Assuming all of the above is correct (timing, numbers etc), then I would say, use the first day only for the theory (with suitable breaks). On the second day, you could outline the practical work the students are going to undertake, sort out groups, hand out protocols, familiarise the students with things like ‘what is a pipette?’, ‘why is it important to know how to use a microscope?’, ‘writing out experiments’ and all the things they never learned as undergraduates.
For the practical work, I guess it’s always a question of where your interests are…you have to go for a particular focus otherwise it will appear to be just a mishmash of techniques with no ultimate goal.
Of course, you can
a) go in the highly-structured, ‘like it would be done in a real lab’ way…perhaps a variation of this:
http://www.lifescied.org/content/11/2/165.abstract
R: This article is awesome.
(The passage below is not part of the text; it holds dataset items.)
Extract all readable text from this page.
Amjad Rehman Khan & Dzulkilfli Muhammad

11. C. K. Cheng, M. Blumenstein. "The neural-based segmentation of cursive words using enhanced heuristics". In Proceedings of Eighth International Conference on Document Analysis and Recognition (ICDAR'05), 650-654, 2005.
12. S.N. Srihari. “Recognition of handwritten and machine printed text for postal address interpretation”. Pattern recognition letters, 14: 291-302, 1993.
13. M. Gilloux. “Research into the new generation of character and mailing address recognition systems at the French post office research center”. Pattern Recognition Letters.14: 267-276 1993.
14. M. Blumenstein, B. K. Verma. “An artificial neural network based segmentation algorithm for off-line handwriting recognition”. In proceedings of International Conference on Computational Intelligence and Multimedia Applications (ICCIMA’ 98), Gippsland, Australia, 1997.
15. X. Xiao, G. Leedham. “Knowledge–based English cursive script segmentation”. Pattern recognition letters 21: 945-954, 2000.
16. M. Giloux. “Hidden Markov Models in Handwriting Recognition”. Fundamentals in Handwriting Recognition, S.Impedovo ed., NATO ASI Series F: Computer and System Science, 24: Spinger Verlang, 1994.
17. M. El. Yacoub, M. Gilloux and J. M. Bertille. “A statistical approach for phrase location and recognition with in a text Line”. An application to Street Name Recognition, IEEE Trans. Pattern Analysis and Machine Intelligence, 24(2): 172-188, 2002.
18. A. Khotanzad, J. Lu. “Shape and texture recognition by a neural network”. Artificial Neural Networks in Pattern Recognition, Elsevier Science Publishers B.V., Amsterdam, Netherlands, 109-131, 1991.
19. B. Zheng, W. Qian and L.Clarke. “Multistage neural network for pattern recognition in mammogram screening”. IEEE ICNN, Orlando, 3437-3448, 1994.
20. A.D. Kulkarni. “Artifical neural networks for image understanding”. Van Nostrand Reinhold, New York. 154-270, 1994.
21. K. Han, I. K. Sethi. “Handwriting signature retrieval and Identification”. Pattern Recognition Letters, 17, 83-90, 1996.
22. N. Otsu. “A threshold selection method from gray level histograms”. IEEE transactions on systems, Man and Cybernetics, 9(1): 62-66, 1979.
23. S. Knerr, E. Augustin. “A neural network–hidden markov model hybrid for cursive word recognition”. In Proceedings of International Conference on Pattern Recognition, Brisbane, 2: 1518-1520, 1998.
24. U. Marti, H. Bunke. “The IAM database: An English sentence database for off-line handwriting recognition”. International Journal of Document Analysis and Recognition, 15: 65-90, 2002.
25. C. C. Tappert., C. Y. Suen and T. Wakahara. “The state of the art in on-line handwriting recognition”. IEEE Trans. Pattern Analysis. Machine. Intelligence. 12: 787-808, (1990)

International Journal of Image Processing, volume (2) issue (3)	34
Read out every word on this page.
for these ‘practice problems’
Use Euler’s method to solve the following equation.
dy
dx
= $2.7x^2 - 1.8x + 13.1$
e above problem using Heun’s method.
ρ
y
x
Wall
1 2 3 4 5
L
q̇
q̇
It’s exactly what I was looking for!
The advantages are clear, you adapt something that has been used, apparently worked and details what was involved.
Or
b) you go it alone and develop a single focus perhaps and have each group look at a different aspect of the problem.
What about the effect of age on chemotaxis (I can hear the groans / WTF already), but hey, you have a well proven effect, mutants at the CGC, well-tried assay(s), a variety of explanations to be explored (insulin signalling, changes in locomotor activity, sensory neurone changes etc.), loads of background literature. It would be a blast (or even a BlastN).